Our daughters are DAR because they're mine. Our daughters are Jewish because they are Shira's. George Felix Allen, son of a Jewish mother, is Jewish. Those are matters of fact.

Another matter of fact is that the Forward article was published on August 25th—more than three weeks before the debate with Webb on September 18th, from which this video has made the rounds. And weeks after his mother told him the truth.

Allen's mother's family is hardly undistinguished:
Dr. Jeffrey Malka, an expert on Sephardic genealogy, told the Forward in an e-mail that in Portugal the Lumbrosos became conversos—unlike Spanish Jews, Portuguese Jews were not allowed to leave and were forcibly converted en masse—who escaped to Livorno, where they were able to return to Judaism. Malka called the Livorno community "fascinating" because, invited by the Medicis, they became wealthy and powerful traders, setting up branches in Tunis and ransoming Jews captured by Barbary pirates.

Among the most famous members of the family, Malka said, was Itzhak Lumbroso, an 18th-century rabbi and rabbinic judge who wrote a commentary on the Talmud, "Seed of Isaac," that was the first book printed in Hebrew in Tunis.

This is not the type of heritage one normally wishes to deny—and certainly not one about which to be petulant. And one cannot say Allen wasn't warned about possible consequences. Again, from the Forward article:
Political analyst John Mercurio of National Journal's noted tip sheet, The Hotline, said that any complication "would depend largely on how this information was revealed."

"If it was discovered that Allen knew this family history, but attempted to keep it under wraps for whatever reason, it could do great harm to any political campaign," Mercurio wrote in an e-mail. "He'd face serious questions, in the wake of the Macaca incident and his history with the Confederate flag, of whether he's both racially prejudiced and anti-semitic....[O]n the other hand, if this is something he discovers and promptly reveals about himself, and does so with a sense of pride in his family history, I don't think he'd face much backlash at all."

Twenty-four days later, we know for certain that he did not take Mercurio's advice.

Let us be clear: Allen downplays the Catholic side of his family as well. He is described as "a practicing Presbyterian," the religion of neither of his parents:
In another of the book's anecdotes, George Allen Sr., a practicing Roman Catholic, encounters problems when he wants to marry his fiancee, Etty, in a Catholic church.
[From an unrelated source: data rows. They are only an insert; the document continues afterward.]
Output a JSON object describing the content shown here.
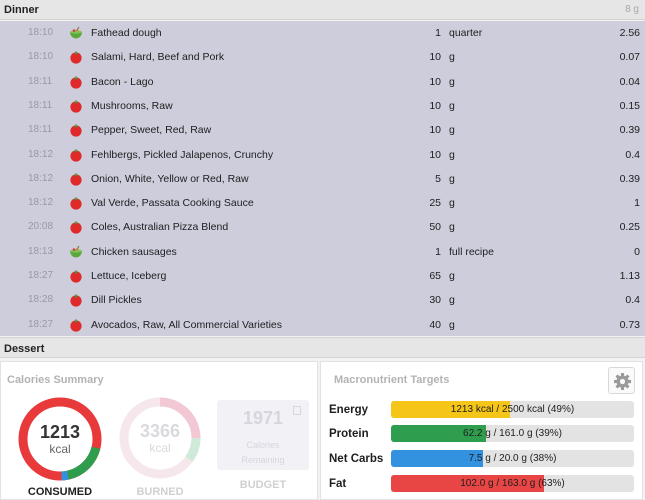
{
  "dinner": {
    "title": "Dinner",
    "amount": "8 g",
    "items": [
      {
        "time": "18:10",
        "icon": "recipe-bowl-icon",
        "name": "Fathead dough",
        "qty": "1",
        "unit": "quarter",
        "carbs": "2.56"
      },
      {
        "time": "18:10",
        "icon": "tomato-icon",
        "name": "Salami, Hard, Beef and Pork",
        "qty": "10",
        "unit": "g",
        "carbs": "0.07"
      },
      {
        "time": "18:11",
        "icon": "tomato-icon",
        "name": "Bacon - Lago",
        "qty": "10",
        "unit": "g",
        "carbs": "0.04"
      },
      {
        "time": "18:11",
        "icon": "tomato-icon",
        "name": "Mushrooms, Raw",
        "qty": "10",
        "unit": "g",
        "carbs": "0.15"
      },
      {
        "time": "18:11",
        "icon": "tomato-icon",
        "name": "Pepper, Sweet, Red, Raw",
        "qty": "10",
        "unit": "g",
        "carbs": "0.39"
      },
      {
        "time": "18:12",
        "icon": "tomato-icon",
        "name": "Fehlbergs, Pickled Jalapenos, Crunchy",
        "qty": "10",
        "unit": "g",
        "carbs": "0.4"
      },
      {
        "time": "18:12",
        "icon": "tomato-icon",
        "name": "Onion, White, Yellow or Red, Raw",
        "qty": "5",
        "unit": "g",
        "carbs": "0.39"
      },
      {
        "time": "18:12",
        "icon": "tomato-icon",
        "name": "Val Verde, Passata Cooking Sauce",
        "qty": "25",
        "unit": "g",
        "carbs": "1"
      },
      {
        "time": "20:08",
        "icon": "tomato-icon",
        "name": "Coles, Australian Pizza Blend",
        "qty": "50",
        "unit": "g",
        "carbs": "0.25"
      },
      {
        "time": "18:13",
        "icon": "recipe-bowl-icon",
        "name": "Chicken sausages",
        "qty": "1",
        "unit": "full recipe",
        "carbs": "0"
      },
      {
        "time": "18:27",
        "icon": "tomato-icon",
        "name": "Lettuce, Iceberg",
        "qty": "65",
        "unit": "g",
        "carbs": "1.13"
      },
      {
        "time": "18:28",
        "icon": "tomato-icon",
        "name": "Dill Pickles",
        "qty": "30",
        "unit": "g",
        "carbs": "0.4"
      },
      {
        "time": "18:27",
        "icon": "tomato-icon",
        "name": "Avocados, Raw, All Commercial Varieties",
        "qty": "40",
        "unit": "g",
        "carbs": "0.73"
      }
    ]
  },
  "dessert": {
    "title": "Dessert"
  },
  "calories": {
    "title": "Calories Summary",
    "consumed": {
      "value": "1213",
      "unit": "kcal",
      "label": "CONSUMED"
    },
    "burned": {
      "value": "3366",
      "unit": "kcal",
      "label": "BURNED"
    },
    "budget": {
      "value": "1971",
      "line1": "Calories",
      "line2": "Remaining",
      "label": "BUDGET"
    }
  },
  "macros": {
    "title": "Macronutrient Targets",
    "rows": [
      {
        "label": "Energy",
        "text": "1213 kcal / 2500 kcal (49%)",
        "fraction": 0.49,
        "color": "#f5c518"
      },
      {
        "label": "Protein",
        "text": "62.2 g / 161.0 g (39%)",
        "fraction": 0.39,
        "color": "#2e9d4e"
      },
      {
        "label": "Net Carbs",
        "text": "7.5 g / 20.0 g (38%)",
        "fraction": 0.38,
        "color": "#3392e0"
      },
      {
        "label": "Fat",
        "text": "102.0 g / 163.0 g (63%)",
        "fraction": 0.63,
        "color": "#e84545"
      }
    ]
  },
  "colors": {
    "consumed_ring": "#e8393b",
    "protein_arc": "#2e9d4e",
    "carbs_arc": "#3392e0",
    "burned_ring_faded": "#f2c8d4"
  }
}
"The priest said he would marry them only if Mom agreed to raise as Catholic any children the marriage might produce," Jennifer Allen wrote. "As a young woman, my mother had an 'incident' with a priest in Tunis, so Mom said 'Over my dead body' to the priest. My mother and father were married by a justice of the peace in a Jewish friend's home with two witnesses."

Apparently, George Felix Allen and his handlers believe that he needs to be seen as a non-Catholic, non-Jewish Christian. As the New Year approaches, it's probably too much to hope that Allen embraces his heritage—either of his heritages. That he doesn't seem able or willing to do so reflects poorly on his character. He isn't what he is; he is what he thinks the voters want him to be.

That should not make his mother—or her ancestors—proud.

*As you can see from the rest of this post, I cannot tell if Allen went through the Protestant or the Catholic process. (It is safe to assume he was not bar mitzvahed.) Indeed, one might now expect some intrepid reporter to find documentation of whether he was actually raised in a Christian faith, or—as I would suspect—became Presbyterian in his adulthood and only then went through any catechism, as is implied by his sister's memoir.

Title reference; see especially Dave Marsh's notes entry here. And, yes, I am kicking myself that I used Randy Newman's "Land of Dreams" on this post, since "An American Christian! Goddamn!" would have been the perfect title here.